It's not that I came from a family that doesn't allow you to swear. In fact, my grandfather quite possibly swears more than anyone I know. I do know that I learned the word "shit" from him at a considerably young age. To this day it is probably my favorite swear word to use, and comes out of my mouth more than I'd like to admit. If James Lipton asked me my favorite swear word, I'd definitely answer with "shit." However, "shit" is not my issue of late. I'm fine saying this word. To me the "sh-word" isn't really swearing anymore. It's quite useful, and to me, not at all offensive. I have a very different take on the word "fuck."
There is something so powerful with The F-word. It connotates a type of whirring of feeling and energy that no other word in our language implies. You know someone thinks they're a bad-ass if they say "fuck" a lot (they aren't). Still whenever I say it, I feel like something all mighty is looking down upon me, shaking their finger and saying "no, no, no." And now, I think that my saying that word too often has become a problem.
I should probably tell the story of how I came to know the elusive "f-word." My parents were never really big on not using the word. I knew an "f-word" existed, but it remained this untapped, sparkly, pot-of-gold-at-the-end-of-a-rainbow mystery to me. Until my first day of kindergarten... or so I thought.
I galloped off to school with anxious combustible excitement as any precocious five-year-old would. I was gearing up to take on the world, and proud of it. Having already learned to read a few years before, I was ready for anything. Yet, I don't think my mom expected to hear what I had learned when I came home from school. After my first day, I remember running up the stairs to my front porch filled with glee like I had eaten 15 jellybeans and couldn't wait to tell everyone I knew about it (I probably did eat 15 jellybeans that day, knowing me). I had had found the knowledge of something I had been wanting to learn for as long as I knew it existed... The F-word.

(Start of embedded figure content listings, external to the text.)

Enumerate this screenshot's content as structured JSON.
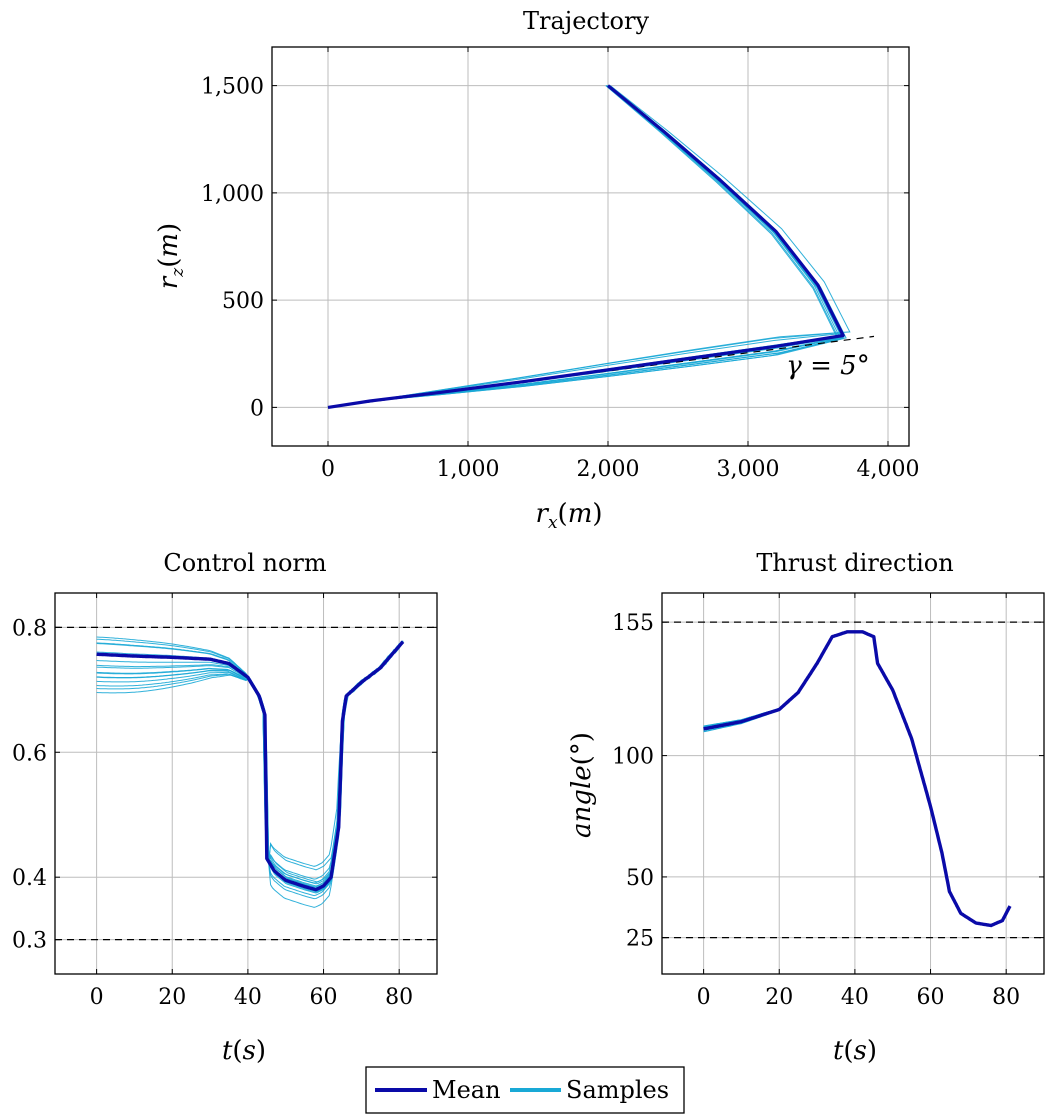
{
  "legend": {
    "mean_label": "Mean",
    "samples_label": "Samples"
  },
  "colors": {
    "mean": "#0a0aa8",
    "samples": "#19a9d6",
    "grid": "#bdbdbd",
    "bound": "#000000"
  },
  "chart_data": [
    {
      "id": "trajectory",
      "type": "line",
      "title": "Trajectory",
      "xlabel": "r_x(m)",
      "ylabel": "r_z(m)",
      "xlim": [
        -400,
        4150
      ],
      "ylim": [
        -180,
        1680
      ],
      "xticks": [
        0,
        1000,
        2000,
        3000,
        4000
      ],
      "xtick_labels": [
        "0",
        "1,000",
        "2,000",
        "3,000",
        "4,000"
      ],
      "yticks": [
        0,
        500,
        1000,
        1500
      ],
      "ytick_labels": [
        "0",
        "500",
        "1,000",
        "1,500"
      ],
      "grid": true,
      "annotation": "γ = 5°",
      "glide_slope_deg": 5,
      "series": [
        {
          "name": "Mean",
          "x": [
            2000,
            2400,
            2800,
            3200,
            3500,
            3680,
            3200,
            2600,
            2000,
            1400,
            800,
            300,
            0
          ],
          "y": [
            1500,
            1285,
            1060,
            820,
            570,
            335,
            285,
            230,
            175,
            120,
            70,
            30,
            0
          ]
        },
        {
          "name": "Samples",
          "spread_x": 35,
          "spread_y": 30,
          "count": 16
        }
      ]
    },
    {
      "id": "control_norm",
      "type": "line",
      "title": "Control norm",
      "xlabel": "t(s)",
      "ylabel": "",
      "xlim": [
        -11,
        90
      ],
      "ylim": [
        0.245,
        0.855
      ],
      "xticks": [
        0,
        20,
        40,
        60,
        80
      ],
      "yticks": [
        0.3,
        0.4,
        0.6,
        0.8
      ],
      "ytick_labels": [
        "0.3",
        "0.4",
        "0.6",
        "0.8"
      ],
      "bounds": [
        0.3,
        0.8
      ],
      "grid": true,
      "series": [
        {
          "name": "Mean",
          "x": [
            0,
            10,
            20,
            30,
            35,
            40,
            43,
            44.5,
            45,
            47,
            50,
            55,
            58,
            60,
            62,
            64,
            65,
            66,
            70,
            75,
            81
          ],
          "y": [
            0.757,
            0.754,
            0.752,
            0.749,
            0.742,
            0.72,
            0.69,
            0.66,
            0.43,
            0.41,
            0.395,
            0.385,
            0.38,
            0.386,
            0.4,
            0.48,
            0.65,
            0.69,
            0.712,
            0.735,
            0.777
          ]
        },
        {
          "name": "Samples",
          "start_range": [
            0.695,
            0.785
          ],
          "dip_range": [
            0.355,
            0.425
          ],
          "count": 16
        }
      ]
    },
    {
      "id": "thrust_direction",
      "type": "line",
      "title": "Thrust direction",
      "xlabel": "t(s)",
      "ylabel": "angle(°)",
      "xlim": [
        -11,
        90
      ],
      "ylim": [
        10,
        167
      ],
      "xticks": [
        0,
        20,
        40,
        60,
        80
      ],
      "yticks": [
        25,
        50,
        100,
        155
      ],
      "ytick_labels": [
        "25",
        "50",
        "100",
        "155"
      ],
      "bounds": [
        25,
        155
      ],
      "grid": true,
      "series": [
        {
          "name": "Mean",
          "x": [
            0,
            10,
            20,
            25,
            30,
            34,
            38,
            42,
            45,
            46,
            50,
            55,
            60,
            63,
            65,
            68,
            72,
            76,
            79,
            81
          ],
          "y": [
            111,
            114,
            119,
            126,
            138,
            149,
            151,
            151,
            149,
            138,
            127,
            107,
            79,
            60,
            44,
            35,
            31,
            30,
            32,
            38
          ]
        },
        {
          "name": "Samples",
          "spread": 1.2,
          "count": 10
        }
      ]
    }
  ]
}
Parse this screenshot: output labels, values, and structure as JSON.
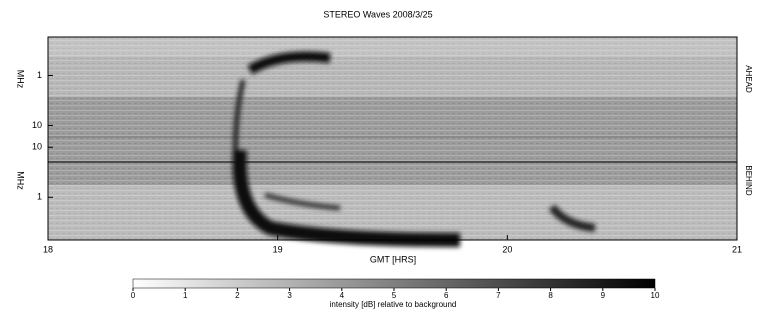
{
  "chart_data": {
    "type": "heatmap",
    "title": "STEREO Waves 2008/3/25",
    "xlabel": "GMT [HRS]",
    "xlim": [
      18,
      21
    ],
    "xticks": [
      18,
      19,
      20,
      21
    ],
    "panels": [
      {
        "name": "AHEAD",
        "ylabel": "MHz",
        "log": true,
        "reversed": true,
        "ylim": [
          0.17,
          17
        ],
        "yticks": [
          1,
          10
        ]
      },
      {
        "name": "BEHIND",
        "ylabel": "MHz",
        "log": true,
        "reversed": false,
        "ylim": [
          0.14,
          16
        ],
        "yticks": [
          1,
          10
        ]
      }
    ],
    "colorbar": {
      "label": "intensity [dB] relative to background",
      "lim": [
        0,
        10
      ],
      "ticks": [
        0,
        1,
        2,
        3,
        4,
        5,
        6,
        7,
        8,
        9,
        10
      ]
    }
  }
}
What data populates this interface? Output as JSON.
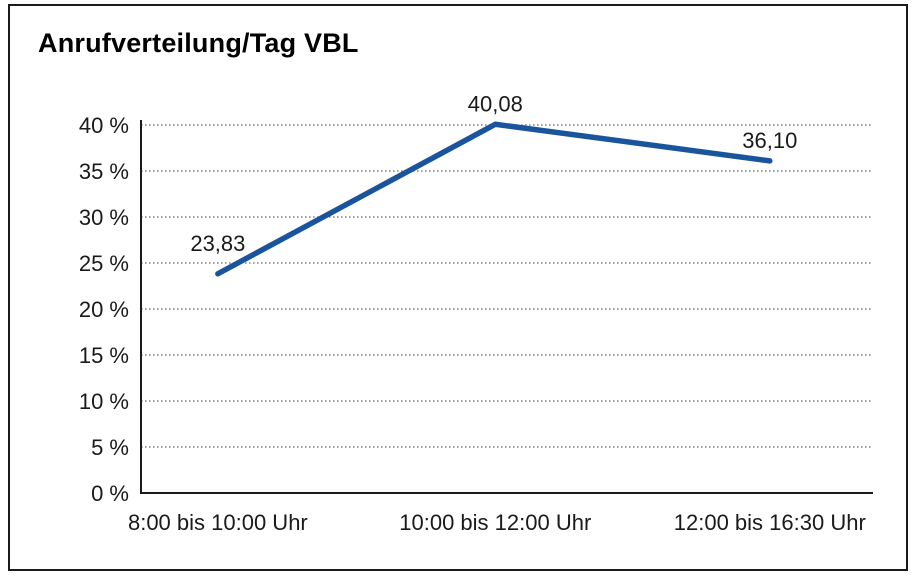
{
  "chart_data": {
    "type": "line",
    "title": "Anrufverteilung/Tag VBL",
    "categories": [
      "8:00 bis 10:00 Uhr",
      "10:00 bis 12:00 Uhr",
      "12:00 bis 16:30 Uhr"
    ],
    "values": [
      23.83,
      40.08,
      36.1
    ],
    "point_labels": [
      "23,83",
      "40,08",
      "36,10"
    ],
    "ylim": [
      0,
      40
    ],
    "ytick_step": 5,
    "ytick_labels": [
      "0 %",
      "5 %",
      "10 %",
      "15 %",
      "20 %",
      "25 %",
      "30 %",
      "35 %",
      "40 %"
    ],
    "xlabel": "",
    "ylabel": "",
    "grid": "horizontal-dotted",
    "legend": "none",
    "colors": {
      "line": "#1A549D",
      "axis": "#1a1a1a",
      "grid": "#6e6e6e",
      "text": "#1a1a1a",
      "background": "#ffffff",
      "frame_border": "#1a1a1a"
    }
  }
}
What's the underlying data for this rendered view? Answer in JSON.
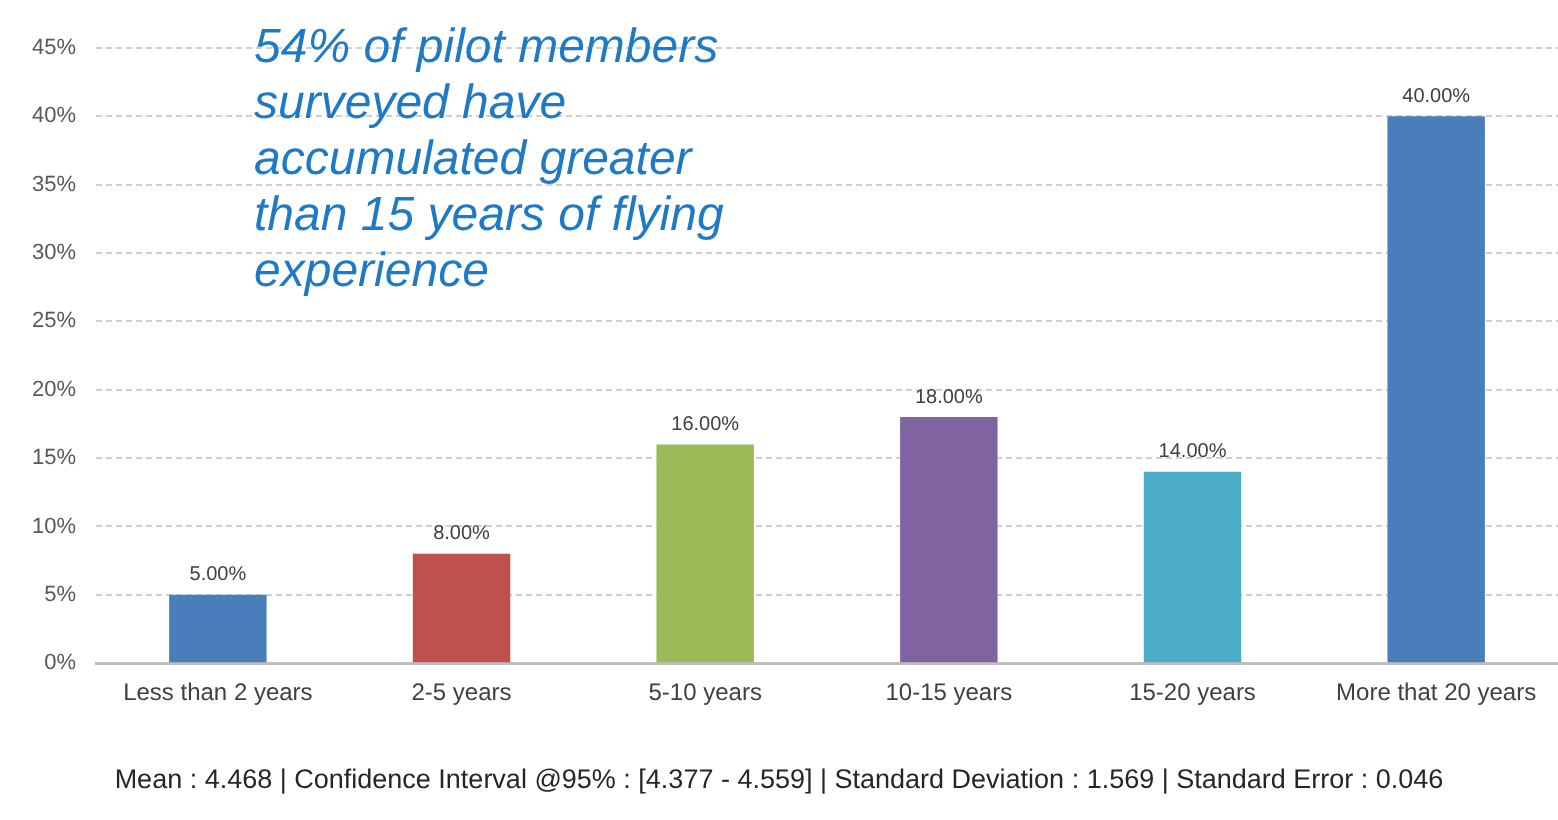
{
  "chart_data": {
    "type": "bar",
    "categories": [
      "Less than 2 years",
      "2-5 years",
      "5-10 years",
      "10-15 years",
      "15-20 years",
      "More that 20 years"
    ],
    "values": [
      5,
      8,
      16,
      18,
      14,
      40
    ],
    "colors": [
      "#4a7ebb",
      "#c0504d",
      "#9bbb59",
      "#8064a2",
      "#4bacc6",
      "#4a7ebb"
    ],
    "value_labels": [
      "5.00%",
      "8.00%",
      "16.00%",
      "18.00%",
      "14.00%",
      "40.00%"
    ],
    "ylim": [
      0,
      45
    ],
    "yticks": [
      {
        "value": 0,
        "label": "0%"
      },
      {
        "value": 5,
        "label": "5%"
      },
      {
        "value": 10,
        "label": "10%"
      },
      {
        "value": 15,
        "label": "15%"
      },
      {
        "value": 20,
        "label": "20%"
      },
      {
        "value": 25,
        "label": "25%"
      },
      {
        "value": 30,
        "label": "30%"
      },
      {
        "value": 35,
        "label": "35%"
      },
      {
        "value": 40,
        "label": "40%"
      },
      {
        "value": 45,
        "label": "45%"
      }
    ],
    "grid": "y",
    "annotations": [
      "54% of pilot members surveyed have accumulated greater than 15 years of flying experience",
      "Mean : 4.468 | Confidence Interval @95% : [4.377 - 4.559] | Standard Deviation : 1.569 | Standard Error : 0.046"
    ]
  }
}
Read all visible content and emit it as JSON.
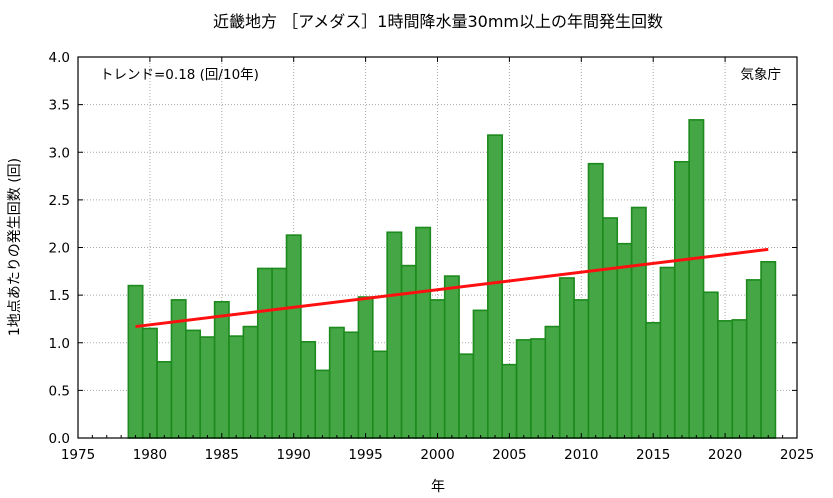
{
  "chart_data": {
    "type": "bar",
    "title": "近畿地方 ［アメダス］1時間降水量30mm以上の年間発生回数",
    "xlabel": "年",
    "ylabel": "1地点あたりの発生回数 (回)",
    "trend_text": "トレンド=0.18 (回/10年)",
    "source_text": "気象庁",
    "xlim": [
      1975,
      2025
    ],
    "ylim": [
      0,
      4
    ],
    "x_ticks": [
      1975,
      1980,
      1985,
      1990,
      1995,
      2000,
      2005,
      2010,
      2015,
      2020,
      2025
    ],
    "x_tick_labels": [
      "1975",
      "1980",
      "1985",
      "1990",
      "1995",
      "2000",
      "2005",
      "2010",
      "2015",
      "2020",
      "2025"
    ],
    "y_ticks": [
      0,
      0.5,
      1,
      1.5,
      2,
      2.5,
      3,
      3.5,
      4
    ],
    "y_tick_labels": [
      "0.0",
      "0.5",
      "1.0",
      "1.5",
      "2.0",
      "2.5",
      "3.0",
      "3.5",
      "4.0"
    ],
    "grid": true,
    "series": [
      {
        "type": "bar",
        "color": "#45a645",
        "edge_color": "#1c8a1c",
        "x": [
          1979,
          1980,
          1981,
          1982,
          1983,
          1984,
          1985,
          1986,
          1987,
          1988,
          1989,
          1990,
          1991,
          1992,
          1993,
          1994,
          1995,
          1996,
          1997,
          1998,
          1999,
          2000,
          2001,
          2002,
          2003,
          2004,
          2005,
          2006,
          2007,
          2008,
          2009,
          2010,
          2011,
          2012,
          2013,
          2014,
          2015,
          2016,
          2017,
          2018,
          2019,
          2020,
          2021,
          2022,
          2023
        ],
        "values": [
          1.6,
          1.15,
          0.8,
          1.45,
          1.13,
          1.06,
          1.43,
          1.07,
          1.17,
          1.78,
          1.78,
          2.13,
          1.01,
          0.71,
          1.16,
          1.11,
          1.48,
          0.91,
          2.16,
          1.81,
          2.21,
          1.45,
          1.7,
          0.88,
          1.34,
          3.18,
          0.77,
          1.03,
          1.04,
          1.17,
          1.68,
          1.45,
          2.88,
          2.31,
          2.04,
          2.42,
          1.21,
          1.79,
          2.9,
          3.34,
          1.53,
          1.23,
          1.24,
          1.66,
          1.85
        ]
      },
      {
        "type": "line",
        "color": "#ff1010",
        "x": [
          1979,
          2023
        ],
        "values": [
          1.17,
          1.98
        ]
      }
    ]
  }
}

So, I ran up to the front door, flung it open with gusto, and proclaimed "I know the F-word!" I don't know of any mother who wants to hear from their child that the very first thing they learned on their very first day of Kindergarten is "The f-word." My mom, the proper calm person that she is, leaned down and asked me incredulously, "well what is it?" I looked up at her beaming... "It's fart!" My mom chuckled to herself and said, "yes, Elana, the f-word is 'fart.'"
I know what many of you are probably thinking... How has a five-year-old never heard the word "fart" before? Well, I hadn't. I knew this wonderful and mature word as "tooting" or "dropping cookies," or something random in Yiddish that I can't remember. "Fart" was completely new jargon for me. Yet, I only thought this was "The F-word" for only a little while longer. After the second day of school, I stomped into my house, with my hands on my hips and looked at my mom as said, "Now, I really know The F-word." My mother groaned to herself. The damage had been done.
Today, many people think that I still don't swear. I know that I put up the image of a goodie-goodie preppy, who tries to do what's right. And to some extent people are correct on that assumption. I am "a Jackie" after all. Yet, I'll drop an f-bomb when I think it's necessary. Which, these days is too much.
Unfortunately, I also have this bizarre uncanny ability to swear at my worst in front of children. Without fail, I'll say the worst shit in front people who I subconsciously know it will offend. I see a stroller, and "mother f-er" will fly out of my mouth. I see a cute pre-schooler with ringlets, I'll drop 4 or 5 f-bombs in one sentence. There's a class of kids walking through the park, I probably will say someone is being a "C U Next Tuesday" or something (I still detest that word). I have a sickness, and it has to be remedied.
So, today I proclaim that I am now getting onto the no swearing wagon. I'm going to quit. Or at least attempt to. Perhaps, all I really need is to drop the word "fart" instead.